黄岫闻言,好似忽然反应过来般去推贺天韵。
贺天韵被胡说的有些不好意思,顺势把人放开:“你别再想不开,我说会娶你就会娶你,一会儿回去我就给阿姐去信儿。”
安抚完黄岫,他又看向胡氏,伸出手:“这玉璧是圣人所赐,只能给小娘子暂时用作信物,还请伯母还来。”

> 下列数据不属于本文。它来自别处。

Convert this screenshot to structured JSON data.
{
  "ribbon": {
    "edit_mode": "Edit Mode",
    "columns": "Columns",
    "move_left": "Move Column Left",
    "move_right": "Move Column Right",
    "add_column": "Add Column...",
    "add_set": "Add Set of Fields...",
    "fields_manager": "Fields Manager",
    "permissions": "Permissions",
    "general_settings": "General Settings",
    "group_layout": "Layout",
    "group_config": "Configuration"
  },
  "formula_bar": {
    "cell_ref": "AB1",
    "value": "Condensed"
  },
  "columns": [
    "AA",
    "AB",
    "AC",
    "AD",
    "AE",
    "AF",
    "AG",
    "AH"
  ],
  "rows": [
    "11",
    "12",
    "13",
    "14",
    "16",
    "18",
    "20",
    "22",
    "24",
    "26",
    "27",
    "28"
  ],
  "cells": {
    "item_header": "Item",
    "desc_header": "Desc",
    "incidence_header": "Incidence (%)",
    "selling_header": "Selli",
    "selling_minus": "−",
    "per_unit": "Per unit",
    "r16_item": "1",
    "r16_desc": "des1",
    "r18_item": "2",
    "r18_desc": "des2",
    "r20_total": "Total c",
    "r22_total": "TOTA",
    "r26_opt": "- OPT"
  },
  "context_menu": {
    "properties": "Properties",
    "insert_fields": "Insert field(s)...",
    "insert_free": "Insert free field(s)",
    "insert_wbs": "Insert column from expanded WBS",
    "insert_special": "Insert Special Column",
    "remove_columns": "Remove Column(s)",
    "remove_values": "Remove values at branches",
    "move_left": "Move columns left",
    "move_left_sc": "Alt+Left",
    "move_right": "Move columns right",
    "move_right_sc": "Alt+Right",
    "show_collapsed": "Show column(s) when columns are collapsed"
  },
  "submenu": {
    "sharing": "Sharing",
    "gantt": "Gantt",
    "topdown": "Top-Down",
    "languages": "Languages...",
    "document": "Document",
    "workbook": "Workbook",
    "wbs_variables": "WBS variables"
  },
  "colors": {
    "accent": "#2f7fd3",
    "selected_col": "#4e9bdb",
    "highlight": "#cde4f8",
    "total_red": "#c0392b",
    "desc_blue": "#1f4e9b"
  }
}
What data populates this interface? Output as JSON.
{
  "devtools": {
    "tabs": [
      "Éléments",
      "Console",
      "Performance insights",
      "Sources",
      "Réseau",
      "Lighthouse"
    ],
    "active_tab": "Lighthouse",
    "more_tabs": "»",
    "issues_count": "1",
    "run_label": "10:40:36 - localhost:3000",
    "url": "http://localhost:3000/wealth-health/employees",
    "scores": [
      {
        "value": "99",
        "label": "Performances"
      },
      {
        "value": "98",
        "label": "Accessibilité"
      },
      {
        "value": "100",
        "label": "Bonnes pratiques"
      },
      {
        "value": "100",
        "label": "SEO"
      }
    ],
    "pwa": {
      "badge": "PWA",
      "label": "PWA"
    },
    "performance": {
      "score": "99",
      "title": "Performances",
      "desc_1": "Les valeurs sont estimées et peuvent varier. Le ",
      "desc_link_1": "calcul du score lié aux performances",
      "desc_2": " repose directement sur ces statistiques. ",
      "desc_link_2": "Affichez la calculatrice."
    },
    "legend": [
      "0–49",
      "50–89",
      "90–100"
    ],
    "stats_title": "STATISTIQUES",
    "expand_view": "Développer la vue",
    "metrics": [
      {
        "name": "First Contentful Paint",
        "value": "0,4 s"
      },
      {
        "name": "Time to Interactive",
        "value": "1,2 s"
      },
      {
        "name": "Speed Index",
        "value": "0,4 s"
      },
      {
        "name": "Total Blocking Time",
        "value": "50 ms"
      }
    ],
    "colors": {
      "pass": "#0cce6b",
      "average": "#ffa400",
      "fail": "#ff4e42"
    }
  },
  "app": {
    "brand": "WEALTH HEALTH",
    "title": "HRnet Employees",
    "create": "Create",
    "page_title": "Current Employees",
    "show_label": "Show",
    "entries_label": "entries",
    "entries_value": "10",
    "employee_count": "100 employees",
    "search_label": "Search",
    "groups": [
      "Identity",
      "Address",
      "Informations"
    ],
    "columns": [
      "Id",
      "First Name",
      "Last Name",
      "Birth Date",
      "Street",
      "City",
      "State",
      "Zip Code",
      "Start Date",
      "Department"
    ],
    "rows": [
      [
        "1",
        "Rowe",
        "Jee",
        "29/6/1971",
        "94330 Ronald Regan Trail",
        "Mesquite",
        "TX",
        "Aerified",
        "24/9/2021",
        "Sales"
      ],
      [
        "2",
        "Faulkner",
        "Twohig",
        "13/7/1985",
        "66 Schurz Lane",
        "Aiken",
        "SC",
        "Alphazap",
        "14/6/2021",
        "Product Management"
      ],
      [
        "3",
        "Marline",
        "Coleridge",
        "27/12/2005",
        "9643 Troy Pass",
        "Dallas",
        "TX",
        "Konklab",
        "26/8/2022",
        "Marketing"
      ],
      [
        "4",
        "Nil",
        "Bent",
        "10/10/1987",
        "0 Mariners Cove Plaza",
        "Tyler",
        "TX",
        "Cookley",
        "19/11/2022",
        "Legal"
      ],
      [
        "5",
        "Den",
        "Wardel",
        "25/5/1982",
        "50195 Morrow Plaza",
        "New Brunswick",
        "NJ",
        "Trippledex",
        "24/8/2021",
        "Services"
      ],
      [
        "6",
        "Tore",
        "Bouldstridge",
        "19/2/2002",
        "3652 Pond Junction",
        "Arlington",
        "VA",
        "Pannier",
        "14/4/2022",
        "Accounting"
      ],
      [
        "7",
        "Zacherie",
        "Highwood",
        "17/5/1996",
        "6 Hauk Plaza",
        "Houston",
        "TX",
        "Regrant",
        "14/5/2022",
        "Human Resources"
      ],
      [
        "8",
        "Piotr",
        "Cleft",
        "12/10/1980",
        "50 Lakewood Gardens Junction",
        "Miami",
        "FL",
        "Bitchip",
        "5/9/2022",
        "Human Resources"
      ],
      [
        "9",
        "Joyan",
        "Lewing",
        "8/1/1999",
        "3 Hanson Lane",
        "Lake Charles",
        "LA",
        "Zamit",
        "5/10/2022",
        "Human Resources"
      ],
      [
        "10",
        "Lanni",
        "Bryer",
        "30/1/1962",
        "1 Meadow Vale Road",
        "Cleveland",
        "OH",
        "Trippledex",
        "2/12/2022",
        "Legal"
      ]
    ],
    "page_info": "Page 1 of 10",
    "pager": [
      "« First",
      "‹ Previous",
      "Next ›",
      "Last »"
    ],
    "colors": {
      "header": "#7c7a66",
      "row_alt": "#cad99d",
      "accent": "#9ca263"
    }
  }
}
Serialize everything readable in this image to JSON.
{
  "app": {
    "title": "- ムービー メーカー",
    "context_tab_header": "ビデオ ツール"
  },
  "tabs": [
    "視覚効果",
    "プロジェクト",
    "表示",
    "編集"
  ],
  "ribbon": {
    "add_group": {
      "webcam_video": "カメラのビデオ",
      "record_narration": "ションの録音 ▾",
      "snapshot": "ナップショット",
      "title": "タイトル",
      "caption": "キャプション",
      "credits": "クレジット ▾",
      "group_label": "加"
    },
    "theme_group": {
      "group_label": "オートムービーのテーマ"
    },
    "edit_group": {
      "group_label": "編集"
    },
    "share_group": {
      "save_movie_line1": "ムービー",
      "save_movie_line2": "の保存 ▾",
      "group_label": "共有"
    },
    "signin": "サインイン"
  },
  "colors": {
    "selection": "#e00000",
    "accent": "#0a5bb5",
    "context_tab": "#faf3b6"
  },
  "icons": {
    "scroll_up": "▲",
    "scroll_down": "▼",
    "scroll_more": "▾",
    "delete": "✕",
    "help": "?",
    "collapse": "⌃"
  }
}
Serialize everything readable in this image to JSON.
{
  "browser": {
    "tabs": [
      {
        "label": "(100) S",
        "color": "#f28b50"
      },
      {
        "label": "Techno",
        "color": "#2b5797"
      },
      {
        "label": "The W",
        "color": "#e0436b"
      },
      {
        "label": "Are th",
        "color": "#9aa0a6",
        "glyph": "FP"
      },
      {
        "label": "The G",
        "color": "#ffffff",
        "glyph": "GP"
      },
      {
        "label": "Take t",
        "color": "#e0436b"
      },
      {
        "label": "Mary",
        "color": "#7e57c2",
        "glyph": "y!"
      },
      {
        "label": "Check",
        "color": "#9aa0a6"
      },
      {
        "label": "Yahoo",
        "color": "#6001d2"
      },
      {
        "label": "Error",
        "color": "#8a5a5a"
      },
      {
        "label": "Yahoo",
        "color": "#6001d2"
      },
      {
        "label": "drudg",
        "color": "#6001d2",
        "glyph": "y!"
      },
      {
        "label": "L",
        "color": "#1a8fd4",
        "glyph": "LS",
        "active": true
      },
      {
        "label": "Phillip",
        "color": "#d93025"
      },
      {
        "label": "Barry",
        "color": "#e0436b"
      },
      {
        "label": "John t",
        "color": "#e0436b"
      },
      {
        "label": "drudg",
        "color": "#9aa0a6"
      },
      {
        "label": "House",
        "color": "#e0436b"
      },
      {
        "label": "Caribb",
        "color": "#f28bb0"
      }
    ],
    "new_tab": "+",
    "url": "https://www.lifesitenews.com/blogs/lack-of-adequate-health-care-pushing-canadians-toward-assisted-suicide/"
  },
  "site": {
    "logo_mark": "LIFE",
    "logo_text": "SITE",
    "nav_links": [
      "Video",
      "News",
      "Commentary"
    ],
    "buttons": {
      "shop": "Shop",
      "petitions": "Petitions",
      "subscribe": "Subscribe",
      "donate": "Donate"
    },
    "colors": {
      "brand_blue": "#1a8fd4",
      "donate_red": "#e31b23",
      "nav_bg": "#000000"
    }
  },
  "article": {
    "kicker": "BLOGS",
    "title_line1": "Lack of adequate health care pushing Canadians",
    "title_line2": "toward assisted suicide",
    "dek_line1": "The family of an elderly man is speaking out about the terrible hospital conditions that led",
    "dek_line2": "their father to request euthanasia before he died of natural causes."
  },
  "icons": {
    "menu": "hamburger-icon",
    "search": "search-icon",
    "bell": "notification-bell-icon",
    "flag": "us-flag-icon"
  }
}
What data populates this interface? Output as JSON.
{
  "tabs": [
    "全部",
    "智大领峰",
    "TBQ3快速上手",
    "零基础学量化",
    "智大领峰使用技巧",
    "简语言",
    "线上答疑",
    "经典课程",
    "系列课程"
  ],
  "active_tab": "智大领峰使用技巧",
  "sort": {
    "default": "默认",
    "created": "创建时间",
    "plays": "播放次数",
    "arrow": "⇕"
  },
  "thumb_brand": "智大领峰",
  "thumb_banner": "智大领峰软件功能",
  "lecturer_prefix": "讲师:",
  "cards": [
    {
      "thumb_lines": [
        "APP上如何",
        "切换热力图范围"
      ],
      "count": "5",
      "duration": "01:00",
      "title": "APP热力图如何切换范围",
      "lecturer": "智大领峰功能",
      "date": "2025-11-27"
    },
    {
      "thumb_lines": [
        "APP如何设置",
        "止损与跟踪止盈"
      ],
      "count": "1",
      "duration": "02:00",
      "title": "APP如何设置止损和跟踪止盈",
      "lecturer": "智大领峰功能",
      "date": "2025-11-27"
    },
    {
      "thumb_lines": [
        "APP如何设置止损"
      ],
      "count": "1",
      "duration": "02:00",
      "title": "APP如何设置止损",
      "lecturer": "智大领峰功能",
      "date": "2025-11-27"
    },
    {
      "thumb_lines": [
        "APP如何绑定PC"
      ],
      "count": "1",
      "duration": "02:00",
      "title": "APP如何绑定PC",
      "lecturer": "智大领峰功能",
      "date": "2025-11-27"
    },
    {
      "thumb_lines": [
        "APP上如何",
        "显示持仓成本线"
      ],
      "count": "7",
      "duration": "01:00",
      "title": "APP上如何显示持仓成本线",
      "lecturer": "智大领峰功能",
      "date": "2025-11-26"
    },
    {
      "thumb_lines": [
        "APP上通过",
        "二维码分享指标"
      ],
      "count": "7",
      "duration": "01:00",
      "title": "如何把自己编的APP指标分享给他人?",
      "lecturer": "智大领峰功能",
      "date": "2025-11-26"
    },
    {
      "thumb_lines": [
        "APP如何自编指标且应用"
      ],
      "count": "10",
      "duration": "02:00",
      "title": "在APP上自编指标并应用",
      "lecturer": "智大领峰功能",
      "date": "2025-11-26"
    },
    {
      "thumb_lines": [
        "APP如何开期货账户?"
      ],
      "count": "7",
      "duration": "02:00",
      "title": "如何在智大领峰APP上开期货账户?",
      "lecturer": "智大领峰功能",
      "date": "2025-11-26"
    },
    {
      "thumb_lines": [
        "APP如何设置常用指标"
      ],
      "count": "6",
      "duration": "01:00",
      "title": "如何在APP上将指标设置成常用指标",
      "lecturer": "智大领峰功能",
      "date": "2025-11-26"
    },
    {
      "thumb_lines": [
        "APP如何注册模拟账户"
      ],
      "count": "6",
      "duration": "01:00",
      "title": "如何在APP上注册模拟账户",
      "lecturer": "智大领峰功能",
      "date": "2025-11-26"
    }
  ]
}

胡氏摸着玉璧,满眼不舍,只觉得要是能给自己的儿子黄屹带上就好了。
黄岫看懂母亲的眼神,上去夺回,送回贺天韵手里:“你的心意我已明白,这玉璧你收回去,如果有心,待我出孝之日就来提亲,如果改了想法,那就只当我们有缘无分。”
贺天韵心中动容,望着她的眼神愈发情深。
看了一场姻缘大戏的温清宁和沈钧行见他们进展的差不多了,轻咳两声:“京兆府前来问讯!”
几人这才想起来贺天韵不是孤身一人来此。
反应过来的胡氏更觉欢喜,有这二人做见证,就不怕贺天韵不认账了!
黄岫对上温清宁平静没有任何情绪的眸子,忽然觉得自己十分狼狈,尤其看到立在她身边的沈钧行,难堪之情更甚。
有些人轻而易举就能得到一切,而自己却要费心筹谋,老天何其不公。
她起身,拉开与贺天韵的距离,规规矩矩见礼:“民女见过武安侯。”
胡氏笑着招呼:“好久没见咱们妙音婢了,今儿是你阿岫姐姐的好日子,我亲自下厨给你们做顿好吃的。”
“黄夫人不必辛劳,今日过来是有事要问讯。”
温清宁这公事公办的样子,看的黄岫愈发难受。
她死死攥着拳头,指甲深深扣进掌心,用疼痛压下差点脱口而出的指责。
沈钧行感受到一道不善的目光,冷冷地瞥了黄岫一眼,跨步挡在温清宁身前。